SAEHP was formed with a sole focus of working hand in hand with South African veterinary authorities and bringing South Africa’s AHS control measures up to world standard and convincing the importing countries of South Africa’s competence in implementing controls that ensure safe and sustainable exports.
Todd stated that it had been expected that an EU inspection would follow almost immediately after the two-year ban was up in June 2018, as had happened in previous years. However, given the time lag from 2013, a different process entails within the EU, and it is this process that is now being pursued.
Todd, however, feels that the delay was inadvertently to South Africa’s advantage. “The delay, whilst a huge frustration, gave us valuable time to make 100% sure that everything was up to standard. Having waited so long, the importance of not tripping up at the final hurdle is paramount.
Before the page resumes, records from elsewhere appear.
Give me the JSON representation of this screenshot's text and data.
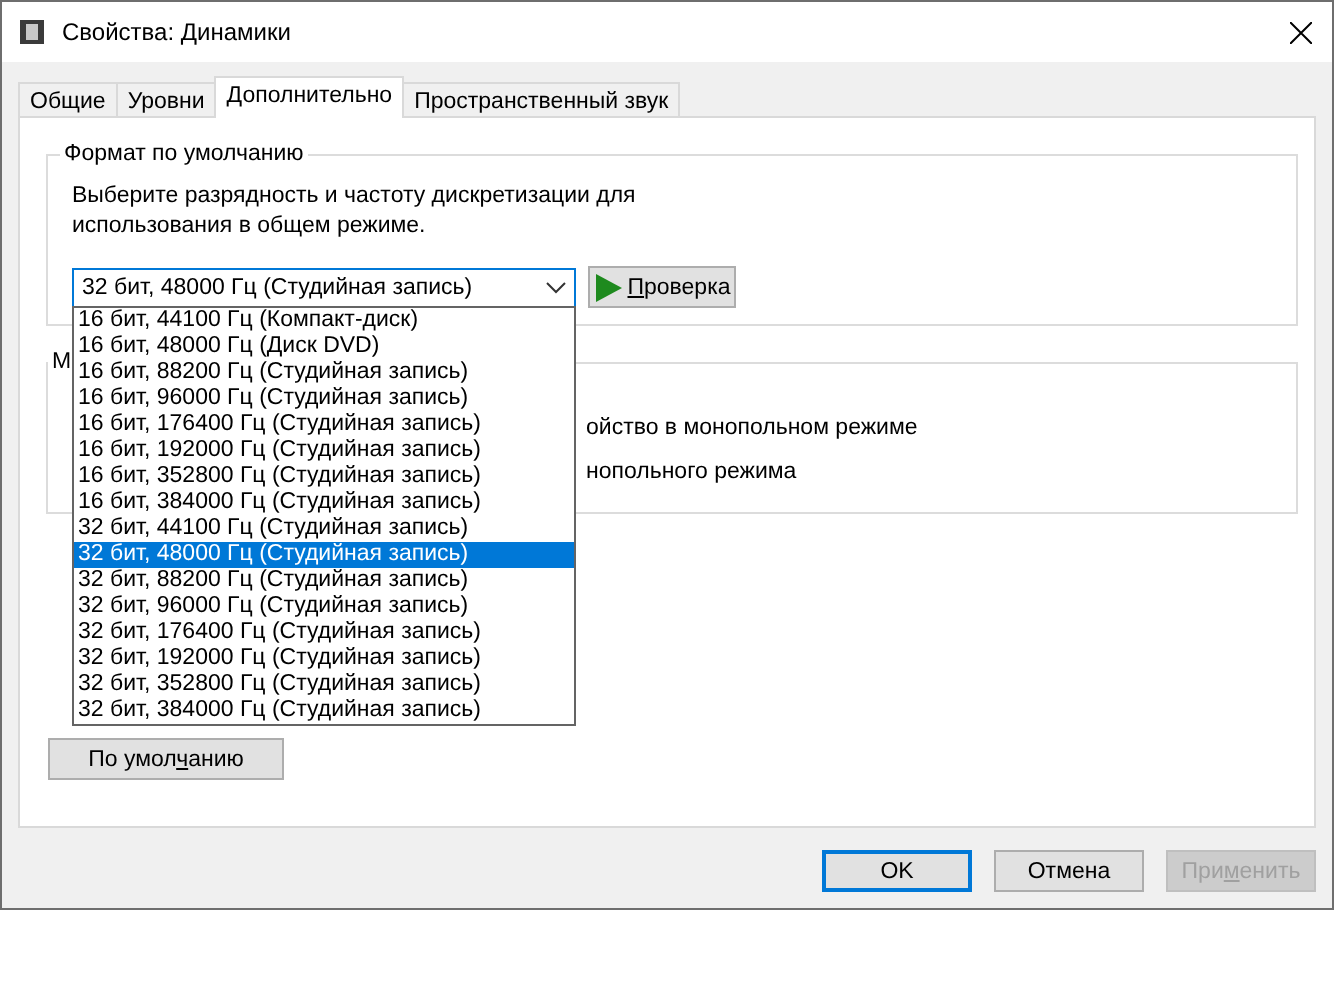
{
  "window": {
    "title": "Свойства: Динамики"
  },
  "tabs": [
    {
      "label": "Общие",
      "selected": false
    },
    {
      "label": "Уровни",
      "selected": false
    },
    {
      "label": "Дополнительно",
      "selected": true
    },
    {
      "label": "Пространственный звук",
      "selected": false
    }
  ],
  "default_format": {
    "legend": "Формат по умолчанию",
    "description": "Выберите разрядность и частоту дискретизации для использования в общем режиме.",
    "format_value": "32 бит, 48000 Гц (Студийная запись)",
    "test_button": {
      "access_key": "П",
      "text_after": "роверка"
    },
    "options": [
      {
        "label": "16 бит, 44100 Гц (Компакт-диск)",
        "selected": false
      },
      {
        "label": "16 бит, 48000 Гц (Диск DVD)",
        "selected": false
      },
      {
        "label": "16 бит, 88200 Гц (Студийная запись)",
        "selected": false
      },
      {
        "label": "16 бит, 96000 Гц (Студийная запись)",
        "selected": false
      },
      {
        "label": "16 бит, 176400 Гц (Студийная запись)",
        "selected": false
      },
      {
        "label": "16 бит, 192000 Гц (Студийная запись)",
        "selected": false
      },
      {
        "label": "16 бит, 352800 Гц (Студийная запись)",
        "selected": false
      },
      {
        "label": "16 бит, 384000 Гц (Студийная запись)",
        "selected": false
      },
      {
        "label": "32 бит, 44100 Гц (Студийная запись)",
        "selected": false
      },
      {
        "label": "32 бит, 48000 Гц (Студийная запись)",
        "selected": true
      },
      {
        "label": "32 бит, 88200 Гц (Студийная запись)",
        "selected": false
      },
      {
        "label": "32 бит, 96000 Гц (Студийная запись)",
        "selected": false
      },
      {
        "label": "32 бит, 176400 Гц (Студийная запись)",
        "selected": false
      },
      {
        "label": "32 бит, 192000 Гц (Студийная запись)",
        "selected": false
      },
      {
        "label": "32 бит, 352800 Гц (Студийная запись)",
        "selected": false
      },
      {
        "label": "32 бит, 384000 Гц (Студийная запись)",
        "selected": false
      }
    ]
  },
  "exclusive_mode": {
    "legend": "М",
    "lines": [
      "ойство в монопольном режиме",
      "нопольного режима"
    ]
  },
  "restore_button": {
    "text_before": "По умол",
    "access_key": "ч",
    "text_after": "анию"
  },
  "buttons": [
    {
      "text_before": "OK",
      "default": true,
      "disabled": false
    },
    {
      "text_before": "Отмена",
      "default": false,
      "disabled": false
    },
    {
      "text_before": "При",
      "access_key": "м",
      "text_after": "енить",
      "default": false,
      "disabled": true
    }
  ]
}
A second failed audit would dash the hopes of direct exports for many a year,” he said.
“SAEHP and DAFF are confident that the controls in place are world class, it was South Africa’s inability to comply with international standards that led to us not being able to export, now we are ready!
“We are working hard with multiple government departments to lobby our cause and get the EU here to see what we have achieved. This is the first time that we have been really ready to trade directly without risk, and the final hurdle is the political push to secure an audit that validates this.
“We know, too, that other racing and breeding jurisdictions are eager for SA’s status with the EU to be resolved and have shown a willingness trade directly with South Africa once our EU status is clarified.” Todd concluded.